Job Interview Experience Disclaimer

Jun 5, 2023
4 min

Table of Contents

The more time I devote to interview preparation, the more I realize that interviewing is all just one abstracted game from when we hunted in tribes approximately 10,000 years ago.

Look. I'm a software developer.

  • I developed Open Source Software published on GitHub, where any interviewer can view it.
  • I documented various technical projects that I created.
  • I published technical writing about various technical topics that people find helpful.
  • I have people with experience endorsing and getting "inspiration" from those projects.

So while other people may apply to a job without qualifications, it should be clear to an interviewer that I have the skills required to perform the job.

What more do you need to know?

Well... You may want to know how I behave. However, as someone who gets paid to communicate in various forms, I never have a problem with these "behavioral" interviews.

And this disclaimer isn't really about me anyways.

So what else do you need to know?

Well... You might also want to confirm that I'm a human. So to solve that problem, you schedule a "phone interview" with another employee whose job is to verify that I'm "fit for the role" I applied to.

And that interviewer may not understand software development, but let's look past that for now.

So what else do you need to know?

That I can do what I said I can do, I guess... So this interview process continues for however many things you need to know. And that interview process involves a whole lot of people and time.

Where did the time go?

It's all fun and games until your time is wasted. So to ensure you're not the unreasonable one (causing your time to be wasted), you must share your experience with others.

And that's when you must decide whether to rewrite history...

What Is Your Name?

A company is composed of a group of humans, and the interviewer is a human who participates in that group: The interviewer has a role and responsibilities that come with it.

The interviewer understands the company's policies and processes that result in a candidate acquiring a job. Sometimes, an interviewer even has the decision-making power to approve or deny a candidate.

I need a job to live. You need a job to live. We all need money to purchase food. Despite this, interviewers still ask stupid questions like "Why do you want this job?"

Ok. That's not a stupid question in many contexts. But let's be honest here... Interviewers around the globe are asking stupid f*cking questions!

The interviewer engages in this behavior to cope with their actions and avoid the guilt that comes with the fact that their decisions affect people's lives.
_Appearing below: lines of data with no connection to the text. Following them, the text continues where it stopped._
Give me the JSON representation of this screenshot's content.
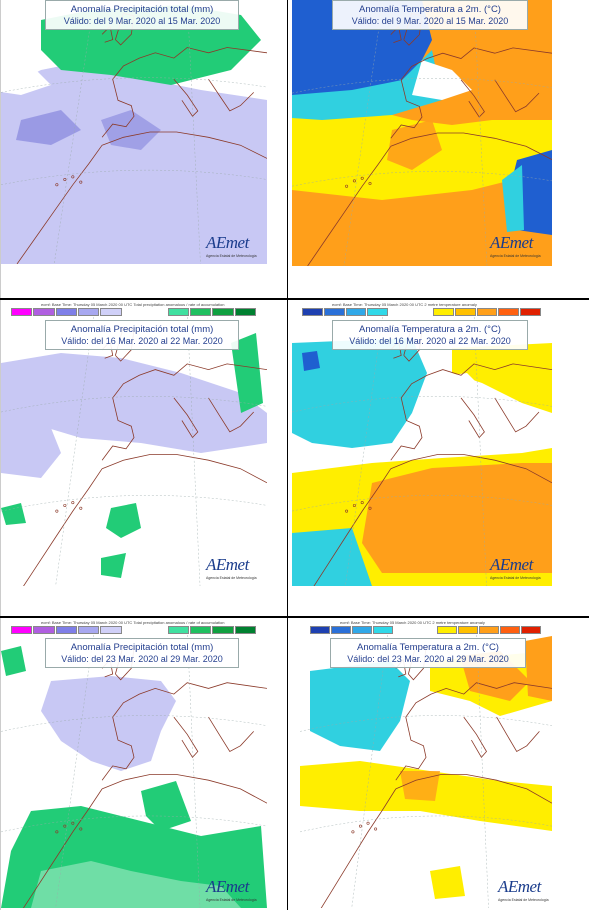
{
  "panels": [
    {
      "title": "Anomalía Precipitación total (mm)",
      "subtitle": "Válido: del 9 Mar. 2020 al 15 Mar. 2020"
    },
    {
      "title": "Anomalía Temperatura a 2m. (°C)",
      "subtitle": "Válido: del 9 Mar. 2020 al 15 Mar. 2020"
    },
    {
      "title": "Anomalía Precipitación total (mm)",
      "subtitle": "Válido: del 16 Mar. 2020 al 22 Mar. 2020",
      "legend_caption": "ecmf: Base Time: Thursday 05 March 2020 00 UTC Total precipitation anomalous / rate of accumulation"
    },
    {
      "title": "Anomalía Temperatura a 2m. (°C)",
      "subtitle": "Válido: del 16 Mar. 2020 al 22 Mar. 2020",
      "legend_caption": "ecmf: Base Time: Thursday 05 March 2020 00 UTC 2 metre temperature anomaly"
    },
    {
      "title": "Anomalía Precipitación total (mm)",
      "subtitle": "Válido: del 23 Mar. 2020 al 29 Mar. 2020",
      "legend_caption": "ecmf: Base Time: Thursday 05 March 2020 00 UTC Total precipitation anomalous / rate of accumulation"
    },
    {
      "title": "Anomalía Temperatura a 2m. (°C)",
      "subtitle": "Válido: del 23 Mar. 2020 al 29 Mar. 2020",
      "legend_caption": "ecmf: Base Time: Thursday 05 March 2020 00 UTC 2 metre temperature anomaly"
    }
  ],
  "logo": {
    "text": "AEmet",
    "subtext": "Agencia Estatal de Meteorología"
  },
  "colors": {
    "precip_wet": "#22cc77",
    "precip_dry": "#c8c8f4",
    "precip_dry_strong": "#8f8fe0",
    "temp_cold_strong": "#1f5fd0",
    "temp_cold": "#30d0e0",
    "temp_warm": "#ffee00",
    "temp_warm_strong": "#ff9f1a",
    "coast": "#8b3a2a"
  },
  "legend_precip_colors": [
    "#ff00ff",
    "#b05fe0",
    "#7f7fe8",
    "#a8a8f0",
    "#d0d0f8",
    "#ffffff",
    "#ffffff",
    "#40e0a0",
    "#20c060",
    "#10a040",
    "#008030"
  ],
  "legend_temp_colors": [
    "#1e40b0",
    "#2a70d8",
    "#30a8e8",
    "#30d8e8",
    "#ffffff",
    "#ffffff",
    "#ffee00",
    "#ffc000",
    "#ff9f1a",
    "#ff6010",
    "#e02000"
  ]
}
If I don't get this job, I will starve. Your life continues to be great.

An issue arises when the interviewer cedes responsibility for their actions. On the one hand, it isn't the interviewer's fault for having a job that receives many applications. However, it is the interviewer's fault for using trivia and silly questions as a means of selection.
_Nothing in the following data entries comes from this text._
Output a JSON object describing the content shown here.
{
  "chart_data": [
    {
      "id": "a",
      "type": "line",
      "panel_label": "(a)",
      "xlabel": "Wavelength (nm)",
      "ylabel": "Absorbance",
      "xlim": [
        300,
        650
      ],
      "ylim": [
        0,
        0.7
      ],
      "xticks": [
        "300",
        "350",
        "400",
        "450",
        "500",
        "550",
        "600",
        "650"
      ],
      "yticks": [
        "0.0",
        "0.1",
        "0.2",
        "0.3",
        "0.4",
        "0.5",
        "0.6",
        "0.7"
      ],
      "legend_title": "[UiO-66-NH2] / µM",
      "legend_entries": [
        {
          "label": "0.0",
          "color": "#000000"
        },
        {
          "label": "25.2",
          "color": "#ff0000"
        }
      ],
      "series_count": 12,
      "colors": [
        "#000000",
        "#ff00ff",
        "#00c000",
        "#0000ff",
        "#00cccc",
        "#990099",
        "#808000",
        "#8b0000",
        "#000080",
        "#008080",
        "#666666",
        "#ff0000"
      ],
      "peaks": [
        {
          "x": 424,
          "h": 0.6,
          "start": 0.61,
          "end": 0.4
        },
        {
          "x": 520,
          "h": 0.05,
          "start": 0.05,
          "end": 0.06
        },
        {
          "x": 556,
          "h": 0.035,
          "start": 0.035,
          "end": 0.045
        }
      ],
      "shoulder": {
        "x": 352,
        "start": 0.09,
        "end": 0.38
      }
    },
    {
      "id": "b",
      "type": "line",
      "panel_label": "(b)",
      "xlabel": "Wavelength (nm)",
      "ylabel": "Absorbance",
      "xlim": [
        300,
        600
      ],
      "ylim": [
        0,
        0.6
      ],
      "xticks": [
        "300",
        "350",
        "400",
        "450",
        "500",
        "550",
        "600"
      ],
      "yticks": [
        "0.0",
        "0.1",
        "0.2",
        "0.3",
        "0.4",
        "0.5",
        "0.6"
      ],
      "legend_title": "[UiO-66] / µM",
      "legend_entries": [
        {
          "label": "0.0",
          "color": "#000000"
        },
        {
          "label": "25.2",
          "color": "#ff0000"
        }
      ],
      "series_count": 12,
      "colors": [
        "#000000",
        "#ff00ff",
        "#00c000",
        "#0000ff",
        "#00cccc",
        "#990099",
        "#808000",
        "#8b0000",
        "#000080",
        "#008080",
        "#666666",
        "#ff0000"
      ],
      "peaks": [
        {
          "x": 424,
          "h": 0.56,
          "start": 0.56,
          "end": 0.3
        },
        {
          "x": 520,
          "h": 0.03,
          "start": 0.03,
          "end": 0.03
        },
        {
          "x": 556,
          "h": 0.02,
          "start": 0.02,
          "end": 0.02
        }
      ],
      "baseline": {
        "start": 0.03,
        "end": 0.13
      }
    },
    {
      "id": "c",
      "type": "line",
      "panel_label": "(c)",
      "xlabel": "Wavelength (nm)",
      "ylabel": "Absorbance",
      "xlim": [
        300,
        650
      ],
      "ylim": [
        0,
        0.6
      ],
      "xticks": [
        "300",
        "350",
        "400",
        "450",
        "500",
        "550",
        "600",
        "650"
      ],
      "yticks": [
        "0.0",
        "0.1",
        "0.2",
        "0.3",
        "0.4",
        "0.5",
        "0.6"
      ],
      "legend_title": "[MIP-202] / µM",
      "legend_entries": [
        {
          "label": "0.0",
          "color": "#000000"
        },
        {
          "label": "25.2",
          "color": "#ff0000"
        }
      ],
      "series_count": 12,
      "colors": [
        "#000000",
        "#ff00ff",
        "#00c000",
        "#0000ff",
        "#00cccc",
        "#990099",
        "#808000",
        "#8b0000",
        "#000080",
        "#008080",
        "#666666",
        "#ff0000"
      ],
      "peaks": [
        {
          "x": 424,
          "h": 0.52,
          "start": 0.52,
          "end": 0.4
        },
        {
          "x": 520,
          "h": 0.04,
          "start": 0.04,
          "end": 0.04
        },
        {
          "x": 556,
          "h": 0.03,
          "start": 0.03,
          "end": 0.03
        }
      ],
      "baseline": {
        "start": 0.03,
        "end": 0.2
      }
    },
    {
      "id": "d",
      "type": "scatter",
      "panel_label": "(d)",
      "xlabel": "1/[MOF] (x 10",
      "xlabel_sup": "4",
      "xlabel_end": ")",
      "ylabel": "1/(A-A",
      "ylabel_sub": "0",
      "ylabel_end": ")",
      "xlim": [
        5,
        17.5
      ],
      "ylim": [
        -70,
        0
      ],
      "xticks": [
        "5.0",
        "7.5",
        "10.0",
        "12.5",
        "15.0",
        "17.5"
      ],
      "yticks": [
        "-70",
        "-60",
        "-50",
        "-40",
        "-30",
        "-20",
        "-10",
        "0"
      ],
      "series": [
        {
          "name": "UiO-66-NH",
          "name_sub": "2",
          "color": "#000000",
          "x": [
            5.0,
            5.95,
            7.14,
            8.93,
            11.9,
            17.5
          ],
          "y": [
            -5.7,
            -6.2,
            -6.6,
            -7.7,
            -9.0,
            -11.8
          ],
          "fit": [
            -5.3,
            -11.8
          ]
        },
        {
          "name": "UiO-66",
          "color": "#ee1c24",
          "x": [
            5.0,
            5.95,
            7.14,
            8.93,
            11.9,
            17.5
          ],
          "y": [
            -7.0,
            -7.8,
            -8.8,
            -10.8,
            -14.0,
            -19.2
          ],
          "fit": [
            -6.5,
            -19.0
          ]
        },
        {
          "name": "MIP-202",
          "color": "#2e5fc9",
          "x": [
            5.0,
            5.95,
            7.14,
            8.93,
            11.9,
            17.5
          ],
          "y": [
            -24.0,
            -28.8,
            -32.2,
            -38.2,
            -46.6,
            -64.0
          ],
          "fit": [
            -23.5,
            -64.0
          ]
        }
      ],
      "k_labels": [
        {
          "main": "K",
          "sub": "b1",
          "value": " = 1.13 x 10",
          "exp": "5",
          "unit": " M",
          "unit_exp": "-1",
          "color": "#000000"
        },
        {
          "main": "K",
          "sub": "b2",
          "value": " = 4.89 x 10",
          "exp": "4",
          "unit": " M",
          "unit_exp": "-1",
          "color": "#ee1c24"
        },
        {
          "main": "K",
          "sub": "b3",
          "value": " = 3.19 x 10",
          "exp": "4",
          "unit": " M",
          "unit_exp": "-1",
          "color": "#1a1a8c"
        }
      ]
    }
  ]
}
Just as you are allowed to justify your means of selection, other people are allowed to disagree with the "dance" your interview requires. That's really all it is: A bunch of begging for a chance to earn food.
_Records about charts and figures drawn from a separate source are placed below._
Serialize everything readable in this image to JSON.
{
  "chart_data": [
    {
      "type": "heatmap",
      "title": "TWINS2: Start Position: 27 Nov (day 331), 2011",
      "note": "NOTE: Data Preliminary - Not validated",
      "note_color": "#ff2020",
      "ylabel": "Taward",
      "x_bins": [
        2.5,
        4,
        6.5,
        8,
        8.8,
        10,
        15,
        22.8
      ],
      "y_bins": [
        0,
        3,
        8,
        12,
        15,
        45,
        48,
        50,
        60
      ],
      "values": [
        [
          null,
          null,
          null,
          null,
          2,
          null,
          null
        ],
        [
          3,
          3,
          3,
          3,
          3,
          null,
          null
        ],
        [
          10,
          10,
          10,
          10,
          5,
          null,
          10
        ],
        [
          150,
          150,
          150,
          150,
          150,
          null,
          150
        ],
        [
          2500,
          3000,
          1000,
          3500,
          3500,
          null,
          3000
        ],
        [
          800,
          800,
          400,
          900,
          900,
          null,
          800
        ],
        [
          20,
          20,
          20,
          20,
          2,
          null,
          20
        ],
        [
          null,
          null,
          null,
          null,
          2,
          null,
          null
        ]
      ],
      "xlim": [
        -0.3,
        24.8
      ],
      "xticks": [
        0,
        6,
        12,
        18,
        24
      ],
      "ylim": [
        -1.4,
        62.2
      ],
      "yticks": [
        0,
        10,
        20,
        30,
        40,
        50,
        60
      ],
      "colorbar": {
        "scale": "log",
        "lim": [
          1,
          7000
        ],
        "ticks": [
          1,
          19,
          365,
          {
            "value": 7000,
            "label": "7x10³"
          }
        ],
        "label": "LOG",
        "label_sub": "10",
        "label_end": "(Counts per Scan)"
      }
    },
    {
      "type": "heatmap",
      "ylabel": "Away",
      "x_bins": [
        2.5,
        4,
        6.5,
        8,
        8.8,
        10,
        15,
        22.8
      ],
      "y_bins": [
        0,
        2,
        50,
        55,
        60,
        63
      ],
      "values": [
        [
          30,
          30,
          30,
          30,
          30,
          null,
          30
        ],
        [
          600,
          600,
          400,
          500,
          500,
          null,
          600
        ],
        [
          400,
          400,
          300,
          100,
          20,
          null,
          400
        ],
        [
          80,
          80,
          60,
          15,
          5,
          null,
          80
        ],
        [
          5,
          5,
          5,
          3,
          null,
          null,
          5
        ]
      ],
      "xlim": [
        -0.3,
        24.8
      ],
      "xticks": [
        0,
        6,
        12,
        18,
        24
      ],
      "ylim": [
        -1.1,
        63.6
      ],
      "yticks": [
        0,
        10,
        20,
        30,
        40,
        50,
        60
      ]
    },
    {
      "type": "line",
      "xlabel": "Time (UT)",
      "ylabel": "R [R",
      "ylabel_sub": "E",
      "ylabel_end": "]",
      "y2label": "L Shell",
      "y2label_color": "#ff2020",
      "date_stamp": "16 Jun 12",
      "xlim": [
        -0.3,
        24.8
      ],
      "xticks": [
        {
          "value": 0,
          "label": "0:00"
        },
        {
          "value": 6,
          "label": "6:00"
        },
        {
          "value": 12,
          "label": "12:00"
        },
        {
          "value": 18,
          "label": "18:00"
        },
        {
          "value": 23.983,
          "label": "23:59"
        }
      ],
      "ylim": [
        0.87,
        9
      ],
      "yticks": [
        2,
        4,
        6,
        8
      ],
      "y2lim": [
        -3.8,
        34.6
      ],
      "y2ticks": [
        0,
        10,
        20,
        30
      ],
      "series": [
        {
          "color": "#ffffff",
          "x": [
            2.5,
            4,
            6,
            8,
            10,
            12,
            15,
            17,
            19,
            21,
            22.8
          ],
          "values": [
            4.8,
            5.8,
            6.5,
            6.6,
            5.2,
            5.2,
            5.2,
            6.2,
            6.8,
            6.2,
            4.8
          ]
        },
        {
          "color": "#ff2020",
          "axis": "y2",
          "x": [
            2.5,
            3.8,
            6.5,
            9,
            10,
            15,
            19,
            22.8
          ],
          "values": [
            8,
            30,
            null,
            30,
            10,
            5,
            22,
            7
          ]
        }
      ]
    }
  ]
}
It's no wonder attractive people become the most successful.

So when it comes time to name the characters involved in these experiences, people get antsy. Should you include a person's real name in a story or not?

A psychopath would argue to leave real names out of real stories: Including them only hurts your opportunities and increases the chance of the psychopath being outed.

A normal person may claim that including real names in a story isn't professional for insert reason here. That same normal person complains when unnamed politicians spend their entire careers milking their communities for millions...

This destruction continues until the politician retires, and that's when all the "news" stories come out about the politician's wrongdoings. At that point, the damage is done: What the f*ck are you going to do about it?

So does the decision to include real names always depend on what side you are on?

Let's forget about justice. When someone on the internet tells a sob story that does not include real names, I don't believe them by default. You can continue to consume your fake stories on the internet.

In any case, everything that I write about in the Interview category has only allegedly occurred.

In Other Words

I originally wrote about my interview experiences for feedback to improve my chances of securing a job. This strategy works because the internet will point out when you're wrong.

Going forward, I can't see any obvious benefit to writing about these experiences since all I need now is "experience". However, the question remains: "Why did you include my real name in your story?"

I thought about the question for a while and realized there isn't a single reason anymore.

  • It might be because you did something right.
  • It might be because you did something wrong.
  • It might be because I love you.
  • It might be because I hate you.
  • It might be because you are so ineffective that you couldn't even get me a job, and I don't expect your effectiveness to change here either.
  • It might be because you don't care about me, so I have no real reason to care enough to rewrite history for you.

but if i'm being honest, the real reason i add your name is cause i don't really give a f*ck!